Le ratio mesure la capacité d’un établissement à survivre à une période de stress de liquidité d’une durée d’un mois. Il se calcule comme le rapport entre les disponibilités à 30 jours (constituées d’actifs dits liquides) et les exigibilités à 30 jours (avec des hypothèses de fuite de liquidité différenciées selon les types de produits d’épargne et types de clientèles).
Mais il faut y ajouter d’autres indicateurs pour être complet et pertinent :
- L’importance de la position de transformation des banques (c’est-à-dire la part de l’argent emprunté à court terme pour financer des emplois à long terme).
- Le risque de liquidité des actifs des banques à long terme. Il s’agit du risque que des actifs de long terme portés dans les bilans des banques deviennent peu liquides.
Un second vrai stress test consisterait à stresser un risque systémique souverain avec par exemple le défaut « organisé » sur la dette publique d’un grand pays de la zone Euro (comme par exemple, restructurer légalement la dette publique italienne ou française à moyen terme).
En fait, un vrai stress test souverain est difficilement envisageable car il aurait comme conséquences principales de remettre en cause les réglementations prudentielles et comptables :
- Les normes comptables actuelles devraient être considérablement assouplies pour ne pas dégrader le compte de résultat et les ratios de solvabilité des banques.

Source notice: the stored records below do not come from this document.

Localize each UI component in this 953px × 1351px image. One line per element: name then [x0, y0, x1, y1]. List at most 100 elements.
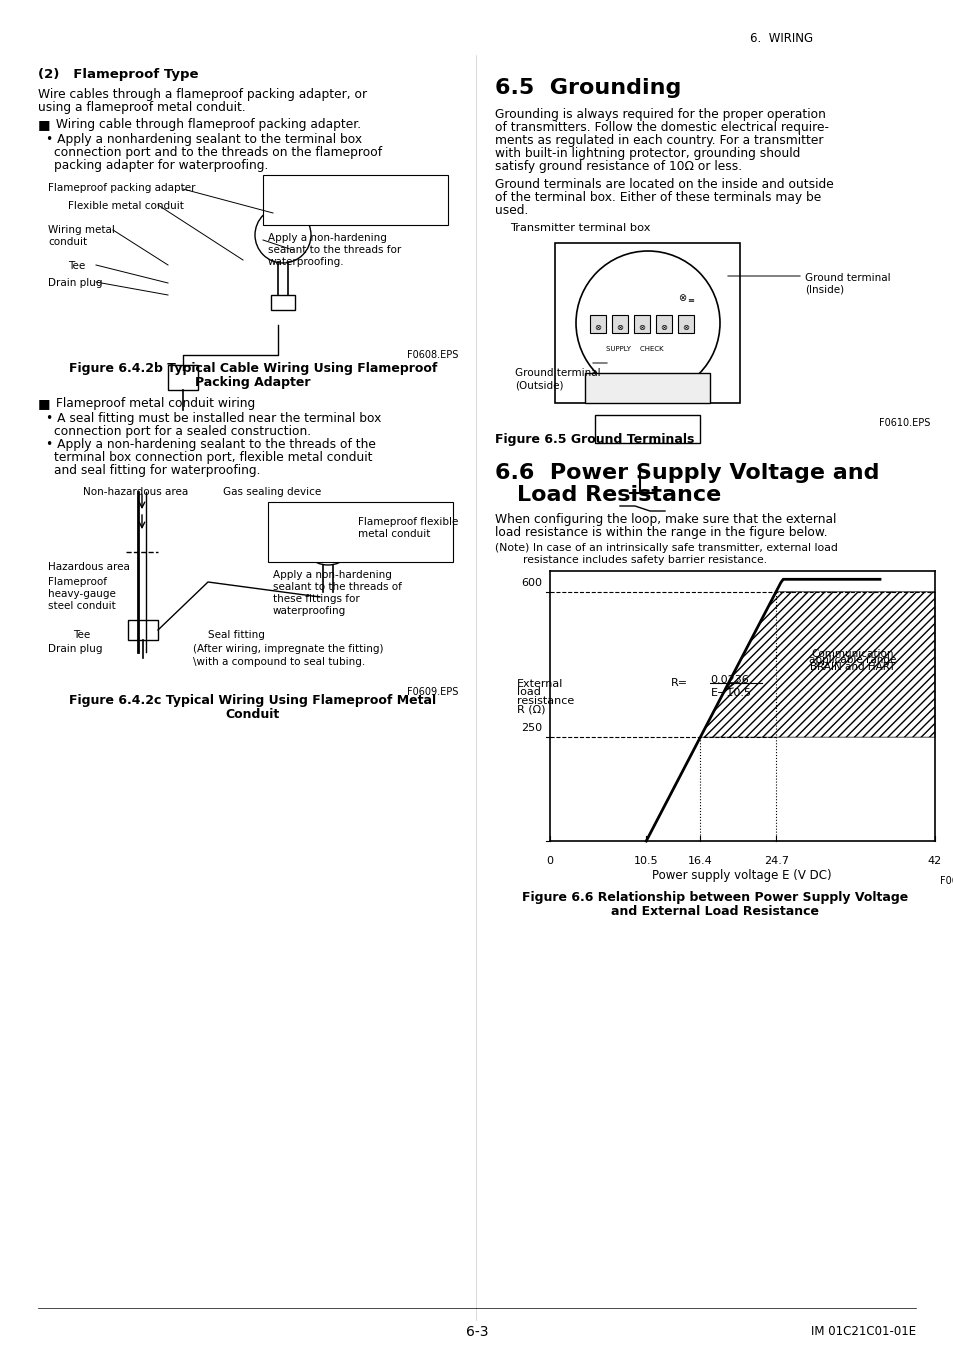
Text: Tee: Tee	[68, 261, 85, 272]
Text: terminal box connection port, flexible metal conduit: terminal box connection port, flexible m…	[54, 451, 372, 463]
Text: 6.  WIRING: 6. WIRING	[749, 32, 812, 45]
Text: resistance includes safety barrier resistance.: resistance includes safety barrier resis…	[522, 555, 766, 565]
Text: R=: R=	[671, 678, 688, 688]
Bar	[271, 295, 294, 309]
Text: 42: 42	[927, 857, 942, 866]
Text: F0609.EPS: F0609.EPS	[406, 688, 457, 697]
Text: connection port for a sealed construction.: connection port for a sealed constructio…	[54, 426, 311, 438]
Text: (Note) In case of an intrinsically safe transmitter, external load: (Note) In case of an intrinsically safe …	[495, 543, 837, 553]
Text: 24.7: 24.7	[763, 857, 788, 866]
Text: Flameproof flexible: Flameproof flexible	[357, 517, 457, 527]
Bar	[678, 315, 693, 332]
Text: Seal fitting: Seal fitting	[208, 630, 265, 640]
Text: When configuring the loop, make sure that the external: When configuring the loop, make sure tha…	[495, 513, 836, 526]
Bar	[555, 243, 740, 403]
Text: packing adapter for waterproofing.: packing adapter for waterproofing.	[54, 159, 268, 172]
Text: Grounding is always required for the proper operation: Grounding is always required for the pro…	[495, 108, 825, 122]
Text: steel conduit: steel conduit	[48, 601, 115, 611]
Text: Gas sealing device: Gas sealing device	[223, 486, 321, 497]
Text: Flameproof: Flameproof	[48, 577, 107, 586]
Text: • Apply a nonhardening sealant to the terminal box: • Apply a nonhardening sealant to the te…	[46, 132, 362, 146]
Text: Conduit: Conduit	[226, 708, 280, 721]
Bar	[589, 315, 605, 332]
Text: 16.4: 16.4	[687, 857, 712, 866]
Bar	[612, 315, 627, 332]
Text: Load Resistance: Load Resistance	[517, 485, 720, 505]
Text: with built-in lightning protector, grounding should: with built-in lightning protector, groun…	[495, 147, 800, 159]
Text: Figure 6.4.2c Typical Wiring Using Flameproof Metal: Figure 6.4.2c Typical Wiring Using Flame…	[70, 694, 436, 707]
Text: Flameproof metal conduit wiring: Flameproof metal conduit wiring	[52, 397, 255, 409]
Text: connection port and to the threads on the flameproof: connection port and to the threads on th…	[54, 146, 382, 159]
Text: and seal fitting for waterproofing.: and seal fitting for waterproofing.	[54, 463, 260, 477]
Text: Wire cables through a flameproof packing adapter, or: Wire cables through a flameproof packing…	[38, 88, 367, 101]
Text: Apply a non-hardening: Apply a non-hardening	[268, 232, 387, 243]
Text: waterproofing: waterproofing	[273, 607, 346, 616]
Text: Hazardous area: Hazardous area	[48, 562, 130, 571]
Text: 0.0236: 0.0236	[710, 676, 748, 685]
Text: 0: 0	[546, 857, 553, 866]
Text: BRAIN and HART: BRAIN and HART	[809, 662, 894, 671]
Text: (2)   Flameproof Type: (2) Flameproof Type	[38, 68, 198, 81]
Text: Flameproof packing adapter: Flameproof packing adapter	[48, 182, 195, 193]
Text: and External Load Resistance: and External Load Resistance	[610, 905, 818, 917]
Text: used.: used.	[495, 204, 528, 218]
Text: metal conduit: metal conduit	[357, 530, 430, 539]
Bar	[656, 315, 671, 332]
Text: ⊗: ⊗	[681, 323, 689, 332]
Text: load resistance is within the range in the figure below.: load resistance is within the range in t…	[495, 526, 827, 539]
Text: Non-hazardous area: Non-hazardous area	[83, 486, 188, 497]
Text: SUPPLY    CHECK: SUPPLY CHECK	[605, 346, 663, 353]
Text: E−10.5: E−10.5	[710, 688, 751, 698]
Text: heavy-gauge: heavy-gauge	[48, 589, 115, 598]
Text: ⊗: ⊗	[594, 323, 601, 332]
Text: F0611.EPS: F0611.EPS	[939, 875, 953, 886]
Bar	[595, 415, 700, 443]
Text: Drain plug: Drain plug	[48, 278, 102, 288]
Text: using a flameproof metal conduit.: using a flameproof metal conduit.	[38, 101, 246, 113]
Text: ments as regulated in each country. For a transmitter: ments as regulated in each country. For …	[495, 134, 822, 147]
Text: these fittings for: these fittings for	[273, 594, 359, 604]
Bar	[168, 365, 198, 390]
Text: \with a compound to seal tubing.: \with a compound to seal tubing.	[193, 657, 365, 667]
Text: Ground terminal: Ground terminal	[804, 273, 890, 282]
Text: of the terminal box. Either of these terminals may be: of the terminal box. Either of these ter…	[495, 190, 821, 204]
Text: (Outside): (Outside)	[515, 380, 563, 390]
Text: Communication: Communication	[810, 648, 893, 659]
Text: load: load	[517, 688, 540, 697]
Text: Wiring cable through flameproof packing adapter.: Wiring cable through flameproof packing …	[52, 118, 361, 131]
Bar	[584, 373, 709, 403]
Text: waterproofing.: waterproofing.	[268, 257, 344, 267]
Text: sealant to the threads of: sealant to the threads of	[273, 582, 401, 592]
Text: applicable range: applicable range	[808, 655, 895, 665]
Text: Transmitter terminal box: Transmitter terminal box	[510, 223, 650, 232]
Text: ⊗: ⊗	[616, 323, 623, 332]
Text: Apply a non-hardening: Apply a non-hardening	[273, 570, 392, 580]
Text: 6-3: 6-3	[465, 1325, 488, 1339]
Text: ■: ■	[38, 118, 51, 131]
Text: Flexible metal conduit: Flexible metal conduit	[68, 201, 184, 211]
Text: F0608.EPS: F0608.EPS	[406, 350, 457, 359]
Text: External: External	[517, 680, 563, 689]
Text: satisfy ground resistance of 10Ω or less.: satisfy ground resistance of 10Ω or less…	[495, 159, 741, 173]
Text: F0610.EPS: F0610.EPS	[878, 417, 929, 428]
Text: Ground terminals are located on the inside and outside: Ground terminals are located on the insi…	[495, 178, 833, 190]
Text: Figure 6.5 Ground Terminals: Figure 6.5 Ground Terminals	[495, 434, 694, 446]
Text: • A seal fitting must be installed near the terminal box: • A seal fitting must be installed near …	[46, 412, 381, 426]
Bar	[634, 315, 649, 332]
Text: Packing Adapter: Packing Adapter	[195, 376, 311, 389]
Text: Power supply voltage E (V DC): Power supply voltage E (V DC)	[652, 869, 831, 882]
Text: 6.6  Power Supply Voltage and: 6.6 Power Supply Voltage and	[495, 463, 879, 484]
Text: IM 01C21C01-01E: IM 01C21C01-01E	[810, 1325, 915, 1337]
Text: Ground terminal: Ground terminal	[515, 367, 600, 378]
Text: Figure 6.6 Relationship between Power Supply Voltage: Figure 6.6 Relationship between Power Su…	[521, 892, 907, 904]
Bar	[128, 620, 158, 640]
Text: ⊗: ⊗	[659, 323, 667, 332]
Text: of transmitters. Follow the domestic electrical require-: of transmitters. Follow the domestic ele…	[495, 122, 828, 134]
Text: Wiring metal: Wiring metal	[48, 226, 114, 235]
Text: Figure 6.4.2b Typical Cable Wiring Using Flameproof: Figure 6.4.2b Typical Cable Wiring Using…	[69, 362, 436, 376]
Polygon shape	[700, 592, 934, 738]
Text: 600: 600	[520, 578, 541, 588]
Text: 250: 250	[520, 723, 541, 734]
Text: 6.5  Grounding: 6.5 Grounding	[495, 78, 680, 99]
Text: Drain plug: Drain plug	[48, 644, 102, 654]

- De même, les exigences de la réglementation du Comité de Bale en matière de solvabilité deviendraient totalement irréalistes.

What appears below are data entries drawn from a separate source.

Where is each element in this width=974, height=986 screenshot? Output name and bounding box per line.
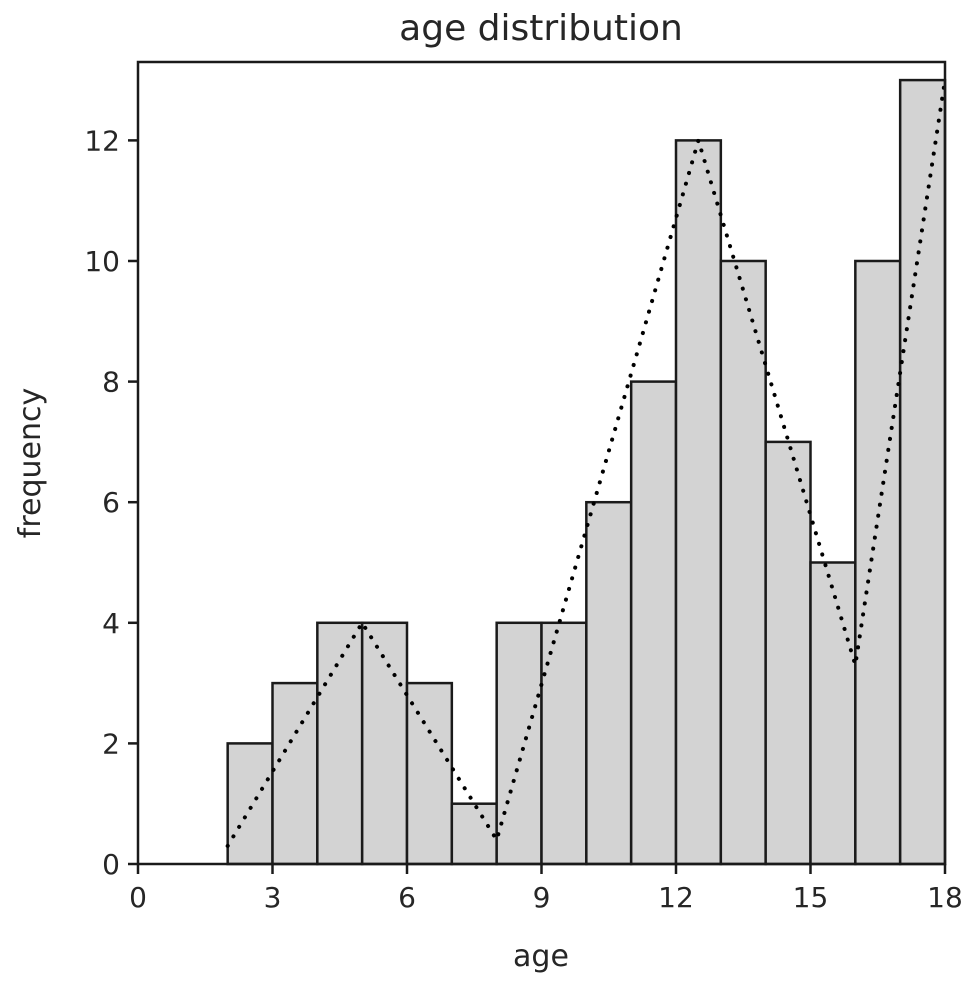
x-axis-label: age [513, 939, 569, 974]
y-tick-label-6: 6 [102, 486, 120, 519]
bar-15-16 [809, 561, 857, 866]
y-tick-label-4: 4 [102, 607, 120, 640]
bar-13-14 [719, 259, 767, 866]
bar-6-7 [405, 681, 454, 866]
bar-10-11 [585, 500, 633, 866]
y-axis-label: frequency [13, 388, 48, 538]
y-tick-label-10: 10 [84, 245, 120, 278]
bar-12-13 [674, 139, 723, 866]
y-axis: 0 2 4 6 8 10 12 [84, 124, 138, 881]
bar-3-4 [271, 681, 319, 866]
bar-11-12 [629, 380, 678, 866]
x-tick-label-3: 3 [264, 881, 282, 914]
x-axis: 0 3 6 9 12 15 18 [129, 864, 963, 914]
bar-5-6 [360, 621, 409, 866]
x-tick-label-12: 12 [658, 881, 694, 914]
x-tick-label-15: 15 [793, 881, 829, 914]
bar-17-18 [898, 78, 947, 866]
x-tick-label-9: 9 [533, 881, 551, 914]
bar-7-8 [450, 802, 498, 866]
bar-8-9 [495, 621, 543, 866]
bar-2-3 [226, 742, 274, 866]
x-tick-label-18: 18 [927, 881, 963, 914]
x-tick-label-6: 6 [398, 881, 416, 914]
y-tick-label-0: 0 [102, 848, 120, 881]
bar-14-15 [764, 440, 812, 866]
bars-group [226, 78, 947, 866]
y-tick-label-8: 8 [102, 366, 120, 399]
bar-4-5 [316, 621, 364, 866]
bar-16-17 [854, 259, 902, 866]
y-tick-label-2: 2 [102, 727, 120, 760]
y-tick-label-12: 12 [84, 124, 120, 157]
x-tick-label-0: 0 [129, 881, 147, 914]
chart-title: age distribution [399, 8, 683, 49]
bar-9-10 [540, 621, 588, 866]
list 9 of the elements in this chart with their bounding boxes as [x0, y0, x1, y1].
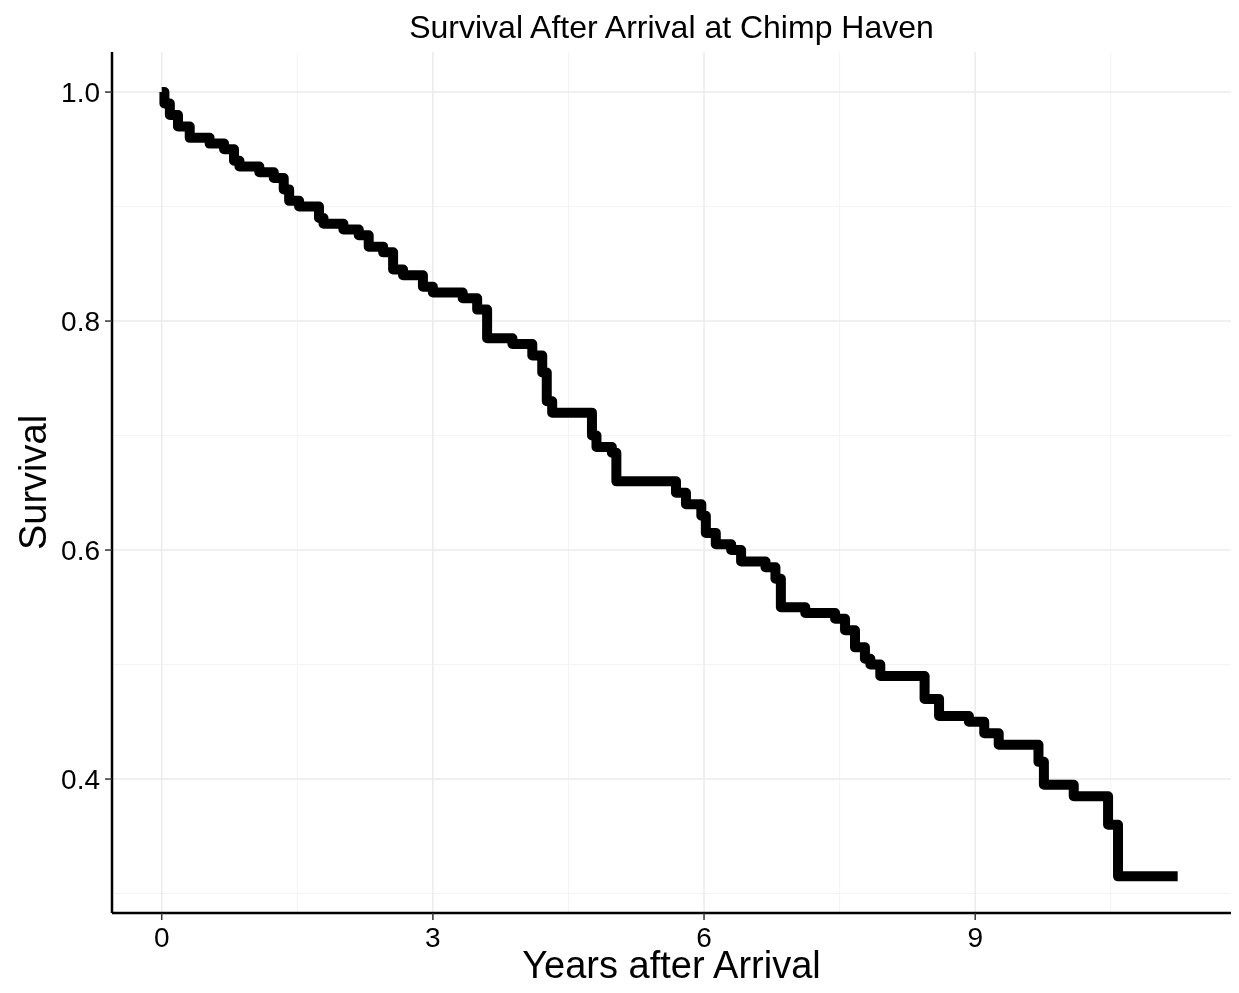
x-tick-label: 9	[967, 922, 983, 953]
x-tick-label: 0	[153, 922, 170, 953]
y-tick-label: 0.4	[61, 763, 100, 795]
y-tick-label: 1.0	[61, 76, 100, 108]
y-tick-label: 0.6	[61, 534, 100, 566]
y-tick-label: 0.8	[61, 305, 100, 337]
x-tick-label: 3	[425, 922, 441, 953]
y-axis-title: Survival	[12, 414, 54, 551]
chart-title: Survival After Arrival at Chimp Haven	[409, 9, 934, 45]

À voir comment l’ABE va envisager cette refonte pour revenir à des fondamentaux plus objectifs qu’actuellement, via la méthode employée et les indicateurs à prendre en compte.
Connu pour sa position de lobbyiste en chef de la banque Santander et expert de l’influence dans les décisions réglementaires, comment est perçu l’arrivée de Manuel José Campa dans le secteur de la finance ?
Il n’est jamais de bon augure de voir quelqu’un issu d’une des banques considérées par le Financial Stability Board comme sujette à un risque systémique -elle était au cœur de la crise de 2008- prendre la place du superviseur en chef européen.
Son passé de lobbyiste en chef de la banque Santander laisse à penser qu’il pourrait défendre les intérêts d’une seule banque et lui éviter la faillite auprès des différentes instances réglementaires nationales et européennes. Ce qui nous amène à légitimement imaginer qu’il pourrait sacrifier l’impartialité sur l’autel de la rentabilité. Aujourd’hui, José Manuel Campa va devoir occuper une position complètement opposée. On peut donc être au minimum sceptique, pour ne pas dire méfiant, sur un revirement de position dans un court laps de temps.
De plus, depuis la crise, on constate un consensus général chez les économistes sur le fait que la finance n’a été ni sanctionnée ni remise au pas. On a assisté, au mieux à un contrôle accru via des ratios et reporting supplémentaires, sans changer les comportements sur les opérations à risques.
Avec l’arrivée d’une personne du sérail, le signe n’est pas forcément rassurant. Cela peut suggérer un sentiment d’impunité et d’irresponsabilité mais également laisser croire à des relations étroites entre des institutions bancaires toutes-puissantes, les superviseurs et les régulateurs.
En effet, malgré les réactions scandalisées de l’opinion et des économistes, on aurait pu penser qu’un tel mélange des genres ne passe pas entre le régulateur et la finance. Ce n’est pas le cas.
Cela montre une rupture entre le monde réel, conscient des enjeux d’une finance qui peut à tout moment “casser” des sociétés économiques, et le monde financier qui continue comme si la crise n’avait pas existé ou n’est qu’elle qu’une de plus. L’image du monde de la finance, coincé dans une tour d’ivoire, complètement sourd et méprisant du monde réel a encore de beaux jours devant elle.
Depuis la crise, le total des amendes distribuées par les agences américaines et payées par les banques entre 2009 et 2016 est de 320 milliards de dollars, contre 21 milliards en Europe.
*Ce conseil est composé du président de l’ABE et des représentants des 28 régulateurs nationaux (Pour la France c’est l’ACPR, adossée à la Banque de France par exemple).